Research shows that “people of all ages, sexes, and from a number of different cultures stigmatize and subsequently discriminate against obese people.”[1] These stereotypes are independent of the body size of the person doing the rating[2] and independent of the large person’s competency.[3] Weight-based stigma is “pervasive and intensifying,”[4] having more than doubled between 1995 and 2006.[5]
Yalom, in his treatment of this client and in how he dismisses as “boring” her disclosures of stigmatization and marginalization, IS an act of stigmatization. Research shows that weight-based stigma negatively impacts mental health,[7] increases binge eating,[8] [9] decreases the use of health care services,[10] and increases the likelihood of weight gain over time.[11] Long-term studies repeatedly show that after a period of food restriction such as the one Yalom counseled his patient through, virtually all bodies will return to their beginning weight or heavier, often with poorer overall health due to the effects of weight cycling.[12] [13]
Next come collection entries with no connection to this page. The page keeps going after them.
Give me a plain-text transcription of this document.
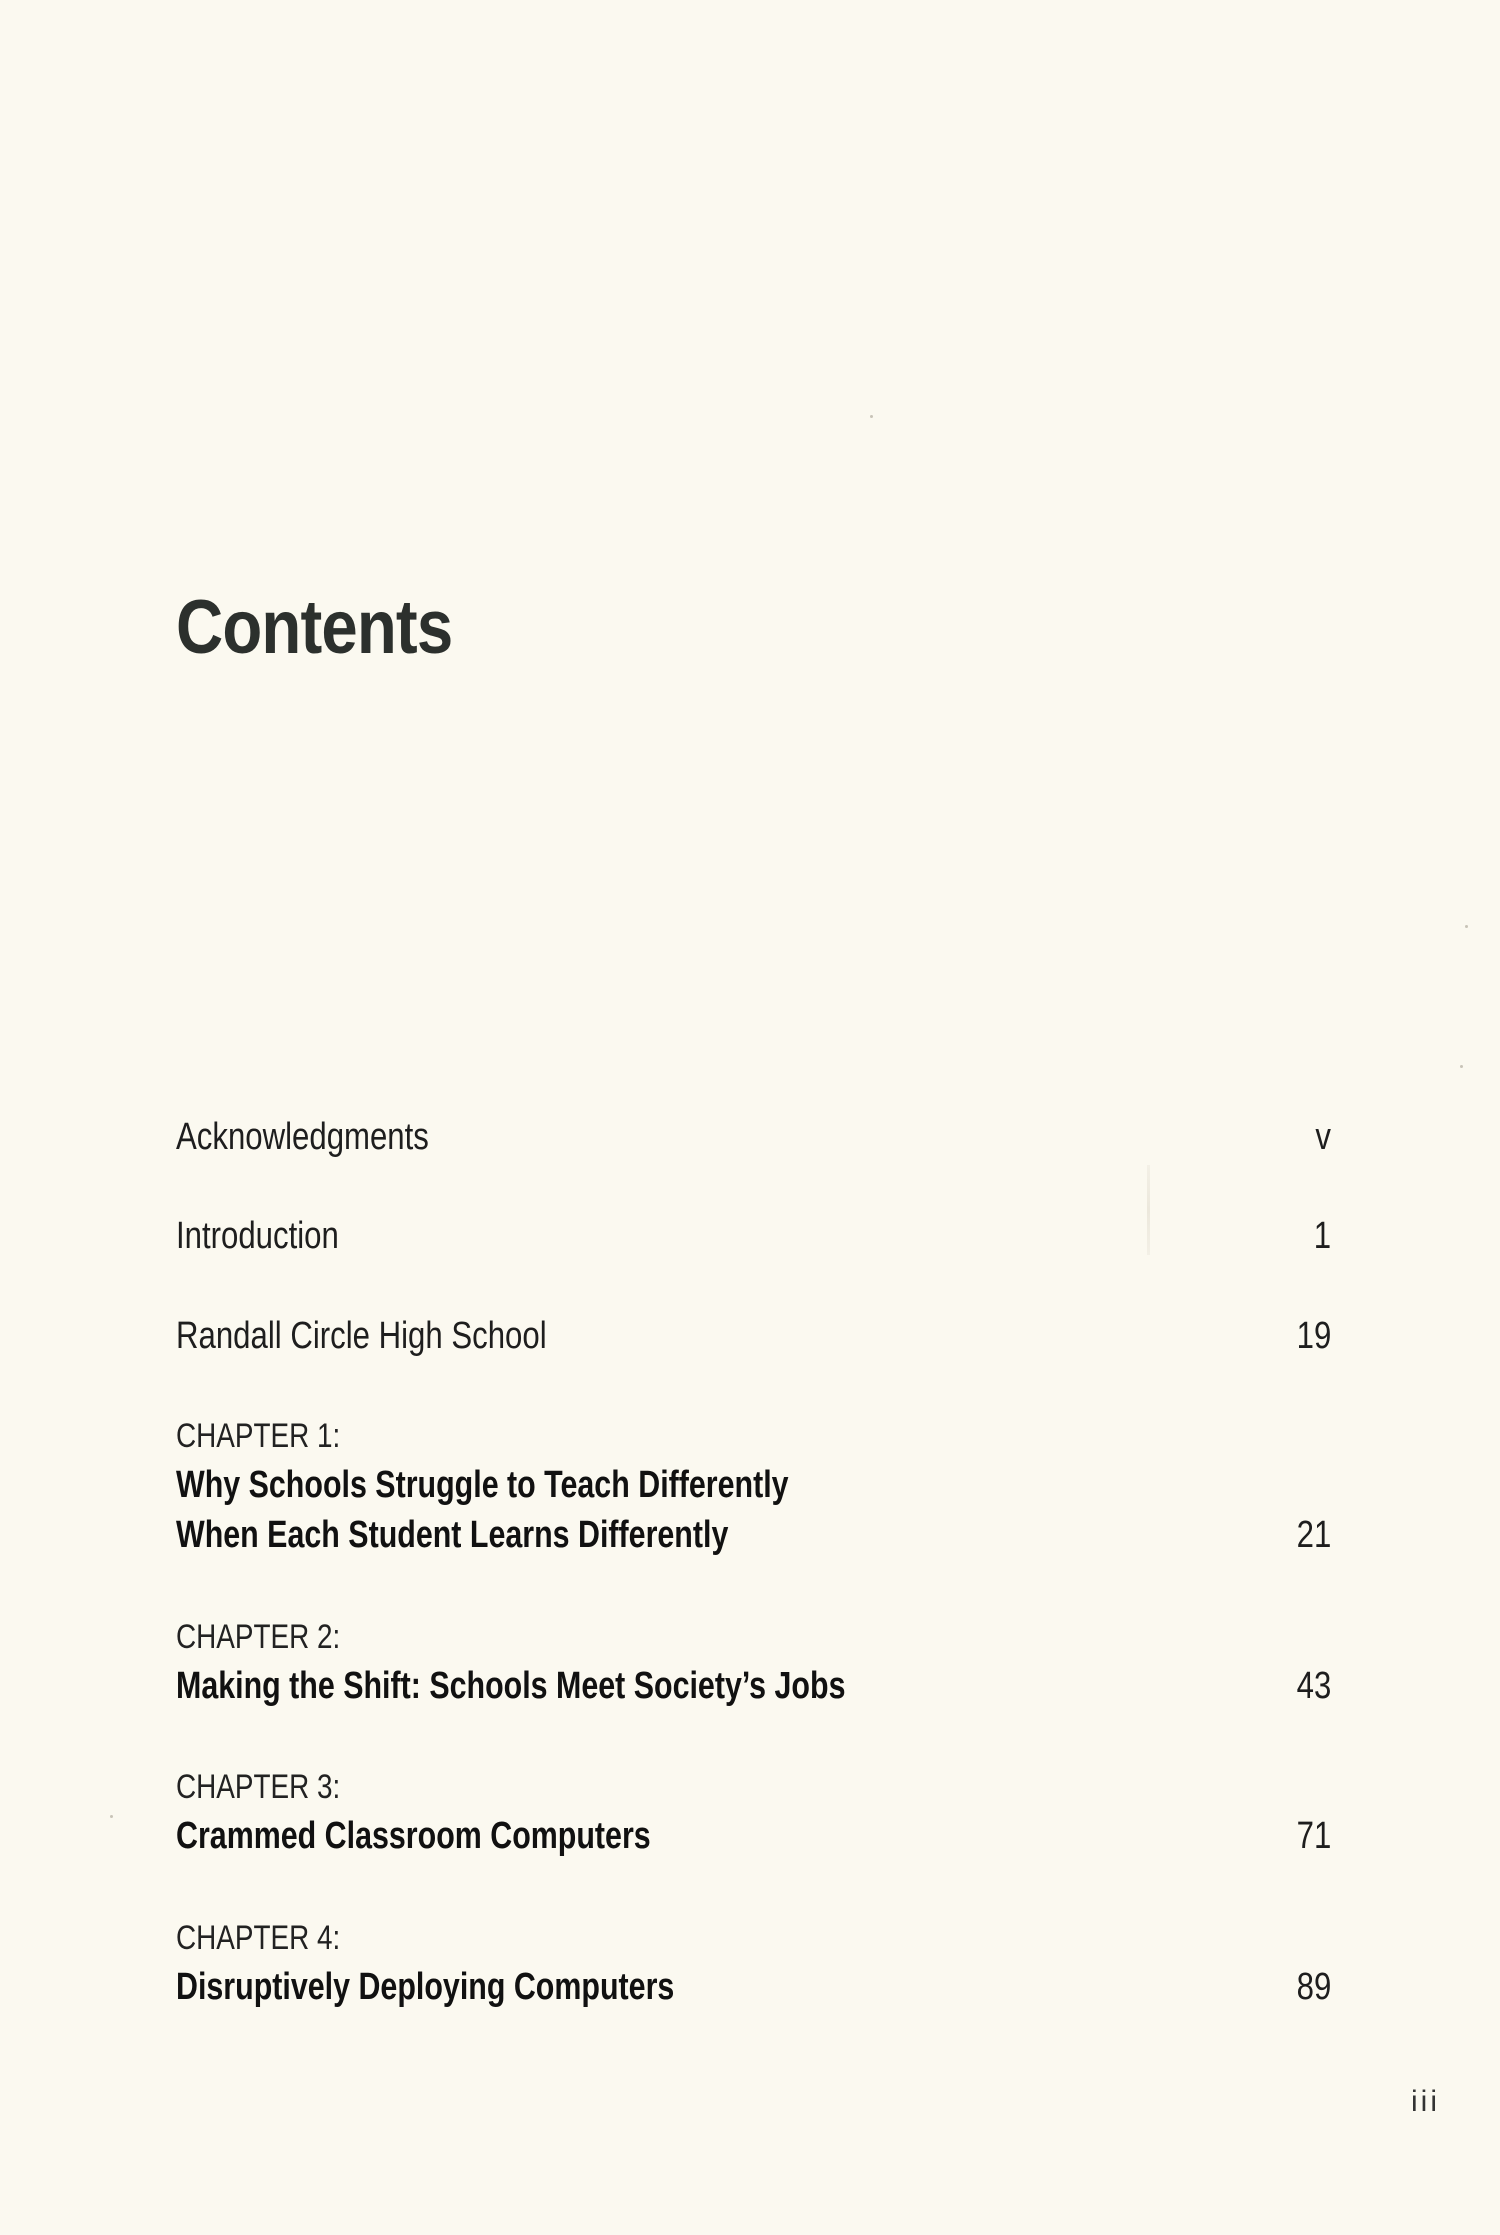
Contents
Acknowledgments	v
Introduction	1
Randall Circle High School	19
CHAPTER 1:
Why Schools Struggle to Teach Differently
When Each Student Learns Differently	21
CHAPTER 2:
Making the Shift: Schools Meet Society’s Jobs	43
CHAPTER 3:
Crammed Classroom Computers	71
CHAPTER 4:
Disruptively Deploying Computers	89
iii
If you choose to assign this text, actively engage it, and do so with the understanding that it is a dangerous text. Without a critical reading and robust discussion led by evidence-based HAES allies, Yalom’s text has the capacity to cause continued harm both to large-bodied students and all therapists who will encounter diverse bodies in their professional work.
Hopefully,
-Lindsay Braman
[1] Jane Ogden and Cecelia Clementi, “The Experience of Being Obese and the Many Consequences of Stigma,” Journal Of Obesity (2010): 2.
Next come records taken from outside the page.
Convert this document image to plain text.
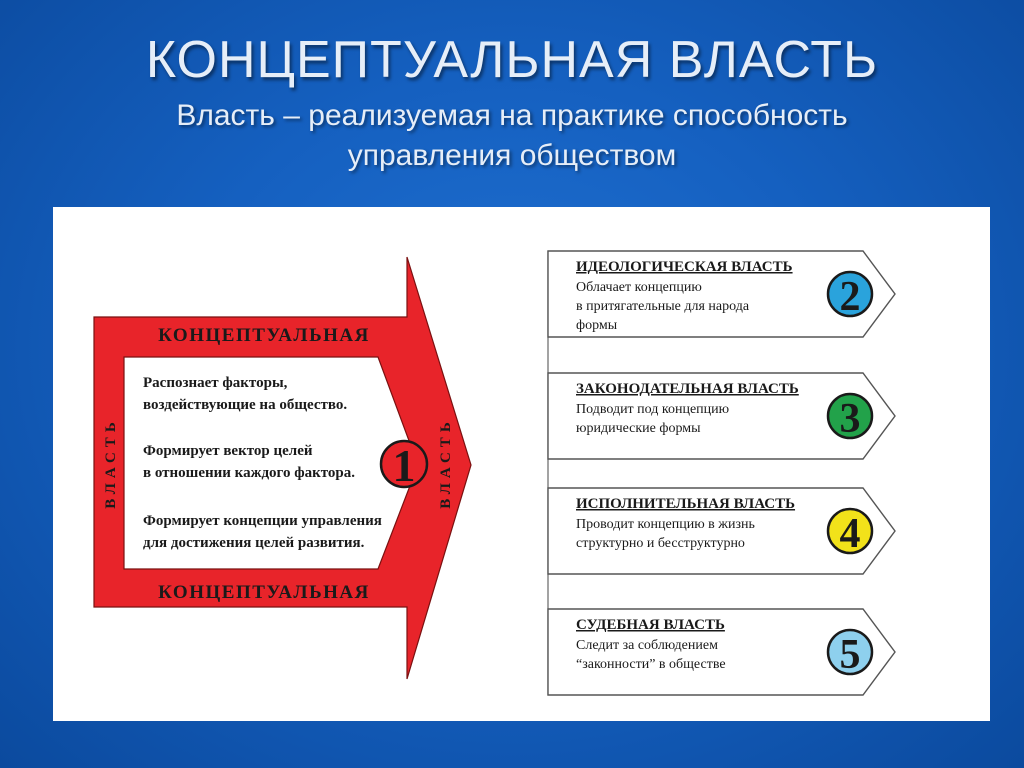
КОНЦЕПТУАЛЬНАЯ ВЛАСТЬ
Власть – реализуемая на практике способность
управления обществом
КОНЦЕПТУАЛЬНАЯ
КОНЦЕПТУАЛЬНАЯ
ВЛАСТЬ	ВЛАСТЬ
Распознает факторы,
воздействующие на общество.
Формирует вектор целей
в отношении каждого фактора.
Формирует концепции управления
для достижения целей развития.
1
ИДЕОЛОГИЧЕСКАЯ ВЛАСТЬ
Облачает концепцию
в притягательные для народа
формы
2
ЗАКОНОДАТЕЛЬНАЯ ВЛАСТЬ
Подводит под концепцию
юридические формы	3
ИСПОЛНИТЕЛЬНАЯ ВЛАСТЬ
Проводит концепцию в жизнь
структурно и бесструктурно 4
СУДЕБНАЯ ВЛАСТЬ
Следит за соблюдением
“законности” в обществе	5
[2] Tiggeman and Rothblum, 1988, cited by Ogden and Cecelia Clementi, “The Experience of Being Obese and the Many Consequences of Stigma,” Journal Of Obesity (2010): 2.
[3] Larken & Pines, 1979, cited by Ogden and Cecelia Clementi, “The Experience of Being Obese and the Many Consequences of Stigma,” Journal Of Obesity (2010): 2.
[4] Andreyeva, Puhl, & Brownell, 2008; Vartanian, Pinkus, & Smyth, 2014 cited by Jeffery M. Hunger, et al., “Weighed Down by Stigma: How Weight-Based Social Identity Threat Contributes to Weight Gain and Poor Health,” Social & Personality Psychology Compass 9, no. 6 (2015): 255.
[5] https://www.ncbi.nlm.nih.gov/pubmed/18356847
[7] Bacon & Aphramor, 2011, cited by Jeffery M. Hunger, et al., “Weighed Down by Stigma: How Weight-Based Social Identity Threat Contributes to Weight Gain and Poor Health,” Social & Personality Psychology Compass 9, no. 6 (2015): 256.
[8] Almeida, Savoy, & Boxer, 2011, cited by Jeffery M. Hunger, et al., “Weighed Down by Stigma: How Weight-Based Social Identity Threat Contributes to Weight Gain and Poor Health,” Social & Personality Psychology Compass 9, no. 6 (2015): 255.
[9] Rebecca L. Pearl, Rebecca M. Puhl, and Kelly D. Brownell, “Positive media portrayals of obese persons: Impact on attitudes and image preferences,” Health Psychology 31, no. 6 (2012): 821
[10] Ibid.
[11] Hunger & Tomiyama, 2014, cited by Jeffery M. Hunger, et al., “Weighed Down by Stigma: How Weight-Based Social Identity Threat Contributes to Weight Gain and Poor Health,” Social & Personality Psychology Compass 9, no. 6 (2015): 255.